Forum OpenACS Q&A: Response to Dealing with non-Roman character sets

Collapse
Posted by Neophytos Demetriou on
I have been using openacs-4 with aolserver-3.3.1+ad13 (which AFAIK has internationalization support based on Mayoff and Minsky's patches) for about six months now and it works great. In my case aolserver is configured to convert content into utf-8 as soon as possible (when data is transferred from the client) and keep it in utf-8 in the database for as long as possible (until data is transferred to the client). Maintaining the data in utf-8 at server-side and transferring it back to the user is the easy part. The difficult part, however, is that you need to know the encoding of the text submitted through a text form (as Henry have already pointed out above). If you were using an ISO-8859 character set for transferring content to the client then I would not expect any serious problems (at least this is the case for ISO-8859-7, i.e. Greek).

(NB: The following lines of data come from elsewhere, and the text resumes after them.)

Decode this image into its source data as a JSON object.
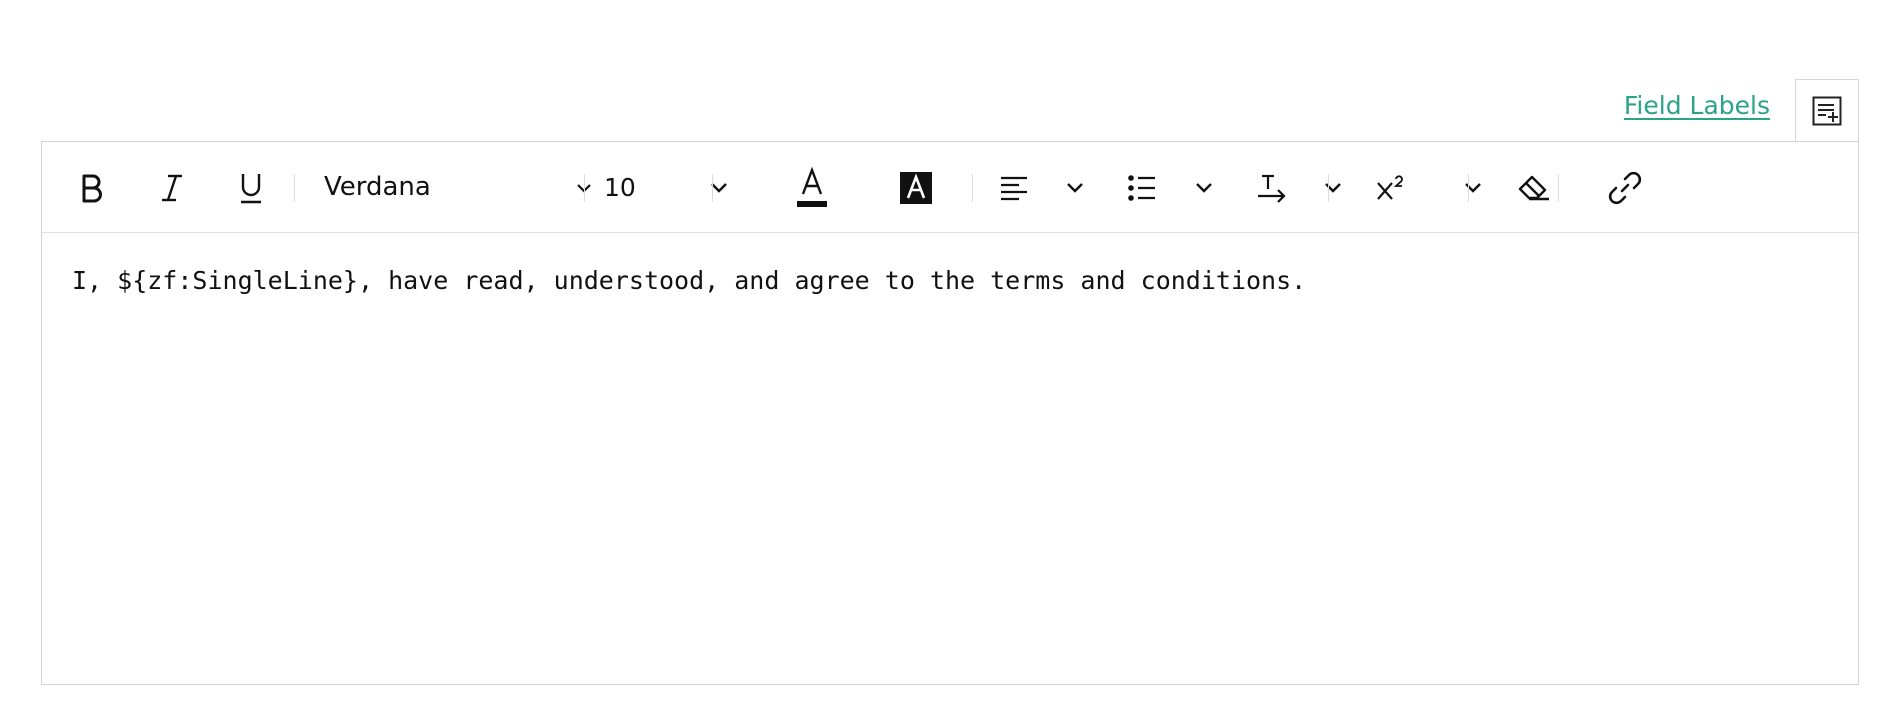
{
  "header": {
    "field_labels_link": "Field Labels",
    "insert_icon": "insert-field-icon"
  },
  "toolbar": {
    "bold_icon": "bold-icon",
    "italic_icon": "italic-icon",
    "underline_icon": "underline-icon",
    "font_family": "Verdana",
    "font_size": "10",
    "text_color_icon": "text-color-icon",
    "highlight_icon": "background-color-icon",
    "align_icon": "align-left-icon",
    "list_icon": "bullet-list-icon",
    "direction_icon": "text-direction-icon",
    "superscript_icon": "superscript-icon",
    "clear_format_icon": "eraser-icon",
    "link_icon": "link-icon",
    "accent_color": "#2aa38a"
  },
  "editor": {
    "content": "I, ${zf:SingleLine}, have read, understood, and agree to the terms and conditions."
  }
}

This is based on the fact that the user is more likely to submit her text in the same ISO-8859 character set as the one used when you transferred the page to it's browser. In that case aolserver will convert the data back to utf-8 as *required*. In your case though, you have to transfer the page to the client in utf-8 since you want a trully multilingual documents (instead of bilingual which is what you get with ISO-8859 character sets). Let my just say that I'm not an expert on this stuff and I would appreciate if Henry or anybody else could verify this information.

Also, have in mind that openfts-tcl *cannot* be used with utf-8 documents, as is. I got it working with utf-8 documents by modifying the parser and by only using the default dictionary (UnknownDict -- no stemming, no stopwords, exact matching). In order to make openfts handle utf-8 documents using more than one dictionary, i.e. using Porter's algorithm for English and a morphology-based dictionary for some other language, is a more complicated process and eventhough I have an idea of how it can be done I did not have the chance to try it yet.